| Berliner art forum mit mehr als 100 Ausstellern |
|
|
|
| Mittwoch, 06. Oktober 2010 um 06:18 Uhr | ||
Berlin (dpa) - Mit dem art forum startet an diesem Donnerstag in Berlin wieder die Saison der internationalen Kunstmessen. Vor Köln, Miami und Basel werden vom 7. bis 10. Oktober in der Hauptstadt rund 40 000 Sammler, Künstler, Museumsdirektoren und Kunstliebhaber aus aller Welt erwartet. Allerdings hat das 15. art forum etwas abgespeckt und bietet in diesem Jahr Platz für 110 Galerien, nach rund 130 im vergangenen Jahr, die zeitgenössische Werke seit den 60er Jahren anbieten. In der getrennten Schau «Focus» bekommen aber neuere Galerien die Chance, auf dem art forum präsent zu sein.

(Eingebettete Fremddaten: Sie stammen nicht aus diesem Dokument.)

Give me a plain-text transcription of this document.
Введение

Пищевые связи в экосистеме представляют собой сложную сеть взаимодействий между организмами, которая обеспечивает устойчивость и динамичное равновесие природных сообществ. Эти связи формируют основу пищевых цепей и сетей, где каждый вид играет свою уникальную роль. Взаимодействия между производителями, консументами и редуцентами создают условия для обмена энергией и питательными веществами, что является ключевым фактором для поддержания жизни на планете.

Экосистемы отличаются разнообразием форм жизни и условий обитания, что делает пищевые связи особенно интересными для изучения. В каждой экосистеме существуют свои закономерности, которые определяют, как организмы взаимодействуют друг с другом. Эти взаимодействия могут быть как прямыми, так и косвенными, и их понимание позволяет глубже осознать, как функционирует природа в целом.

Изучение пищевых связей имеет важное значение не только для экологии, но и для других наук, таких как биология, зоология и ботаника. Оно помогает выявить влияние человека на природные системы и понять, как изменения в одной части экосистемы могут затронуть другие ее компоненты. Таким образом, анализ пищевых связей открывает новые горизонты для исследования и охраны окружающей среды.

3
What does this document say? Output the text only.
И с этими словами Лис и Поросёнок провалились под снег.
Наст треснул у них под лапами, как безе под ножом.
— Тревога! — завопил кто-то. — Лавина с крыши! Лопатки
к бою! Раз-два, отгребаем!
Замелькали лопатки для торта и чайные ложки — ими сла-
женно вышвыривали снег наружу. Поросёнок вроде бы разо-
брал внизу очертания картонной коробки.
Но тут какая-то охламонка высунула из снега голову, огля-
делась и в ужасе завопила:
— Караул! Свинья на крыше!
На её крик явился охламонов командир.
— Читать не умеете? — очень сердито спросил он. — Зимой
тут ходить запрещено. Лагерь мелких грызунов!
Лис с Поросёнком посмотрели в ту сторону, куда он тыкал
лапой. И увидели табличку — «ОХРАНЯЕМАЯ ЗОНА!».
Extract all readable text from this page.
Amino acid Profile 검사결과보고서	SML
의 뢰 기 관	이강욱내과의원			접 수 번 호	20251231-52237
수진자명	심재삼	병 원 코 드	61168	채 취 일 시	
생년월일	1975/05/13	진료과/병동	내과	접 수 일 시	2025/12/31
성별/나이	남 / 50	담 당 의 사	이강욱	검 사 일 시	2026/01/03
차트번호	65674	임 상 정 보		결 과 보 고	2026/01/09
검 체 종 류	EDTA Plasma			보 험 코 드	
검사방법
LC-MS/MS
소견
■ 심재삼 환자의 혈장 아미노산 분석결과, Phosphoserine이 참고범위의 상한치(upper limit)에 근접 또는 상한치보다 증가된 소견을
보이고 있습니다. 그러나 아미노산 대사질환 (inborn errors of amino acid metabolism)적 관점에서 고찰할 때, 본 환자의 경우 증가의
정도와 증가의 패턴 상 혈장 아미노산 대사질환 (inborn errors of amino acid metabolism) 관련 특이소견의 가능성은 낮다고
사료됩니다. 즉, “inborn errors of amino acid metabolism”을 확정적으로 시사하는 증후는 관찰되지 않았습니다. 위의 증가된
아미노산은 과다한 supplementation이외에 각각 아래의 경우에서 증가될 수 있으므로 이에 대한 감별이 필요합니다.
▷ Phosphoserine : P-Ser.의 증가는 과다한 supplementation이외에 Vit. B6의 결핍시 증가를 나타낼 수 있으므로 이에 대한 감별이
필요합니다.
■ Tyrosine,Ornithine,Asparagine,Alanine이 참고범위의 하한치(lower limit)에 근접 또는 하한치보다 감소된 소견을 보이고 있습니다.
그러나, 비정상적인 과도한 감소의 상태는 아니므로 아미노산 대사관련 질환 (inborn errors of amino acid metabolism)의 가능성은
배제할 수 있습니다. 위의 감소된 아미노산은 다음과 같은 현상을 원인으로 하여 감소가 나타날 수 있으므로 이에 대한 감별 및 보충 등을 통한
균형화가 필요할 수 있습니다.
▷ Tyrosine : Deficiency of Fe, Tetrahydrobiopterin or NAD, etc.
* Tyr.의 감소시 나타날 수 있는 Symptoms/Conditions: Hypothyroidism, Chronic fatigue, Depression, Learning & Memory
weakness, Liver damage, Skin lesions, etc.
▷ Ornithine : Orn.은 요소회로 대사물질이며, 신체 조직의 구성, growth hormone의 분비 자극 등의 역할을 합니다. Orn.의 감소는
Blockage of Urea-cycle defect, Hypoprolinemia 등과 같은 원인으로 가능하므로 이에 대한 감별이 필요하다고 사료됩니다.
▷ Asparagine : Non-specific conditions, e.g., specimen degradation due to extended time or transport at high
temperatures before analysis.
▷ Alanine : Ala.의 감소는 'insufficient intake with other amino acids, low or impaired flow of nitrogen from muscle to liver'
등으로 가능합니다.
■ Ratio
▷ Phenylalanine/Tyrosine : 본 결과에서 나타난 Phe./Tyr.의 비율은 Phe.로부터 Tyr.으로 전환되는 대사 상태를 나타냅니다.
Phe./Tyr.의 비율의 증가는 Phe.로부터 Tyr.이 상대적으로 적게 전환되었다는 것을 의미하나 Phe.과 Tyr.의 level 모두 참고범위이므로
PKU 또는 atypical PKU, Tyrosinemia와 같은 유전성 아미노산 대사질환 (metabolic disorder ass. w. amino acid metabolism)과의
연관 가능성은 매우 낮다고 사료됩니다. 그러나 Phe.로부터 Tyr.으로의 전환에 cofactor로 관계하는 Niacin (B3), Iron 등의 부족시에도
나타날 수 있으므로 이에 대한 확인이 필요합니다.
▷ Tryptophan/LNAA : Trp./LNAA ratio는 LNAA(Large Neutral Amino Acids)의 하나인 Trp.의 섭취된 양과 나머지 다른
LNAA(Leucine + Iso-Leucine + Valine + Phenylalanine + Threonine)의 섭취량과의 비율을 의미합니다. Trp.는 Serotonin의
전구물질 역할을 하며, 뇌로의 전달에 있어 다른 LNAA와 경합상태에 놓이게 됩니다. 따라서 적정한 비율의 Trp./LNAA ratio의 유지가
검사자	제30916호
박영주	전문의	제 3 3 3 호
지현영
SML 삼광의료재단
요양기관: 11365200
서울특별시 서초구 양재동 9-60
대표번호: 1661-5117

Eva-Maria Häusler und Peter Vetsch, die beiden Co-Direktoren des art forum, haben sich mit einer schärferen Auswahl der Aussteller für ein deutlicheres Profil der Messe entschieden. Der Schwerpunkt liegt dabei auf europäischen Galerien, einige Aussteller kommen aus den USA und Australien. Berlin ist mit rund 30 Galerien vertreten.
In den Licht durchfluteten Ausstellungshallen des Architekten Richard Ermisch aus den 30er Jahren werden auf dem Messegelände Werke aus der Malerei, Skulpturen, Zeichnungen und Fotografien gezeigt. Die Preise reichen von ein paar hundert Euro bis zu mehreren hunderttausend Euro für bedeutende Werke weltweit bekannter Künstler.
Im Angebot sind unter anderem George Grosz, Olafur Eliasson, Gerhard Richter, Sol LeWitt, Per Kirkeby, Daniel Richter, und Sigmar Polke. Auch Werke von Fotografen wie Annie Leibowitz, Helmut Newton, Cindy Sherman, Diane Arbus oder Robert Mapplethorpe gehören dazu.
Erstmals stellen sich dieses Jahr Künstler in selbst gestalteten Einzelausstellungen vor. 19 Projekte sind zu dem Programm angemeldet, unter anderem Werke von Imi Knoebel, Isa Melsheimer, Peter Weibel und Ralf Ziervogel.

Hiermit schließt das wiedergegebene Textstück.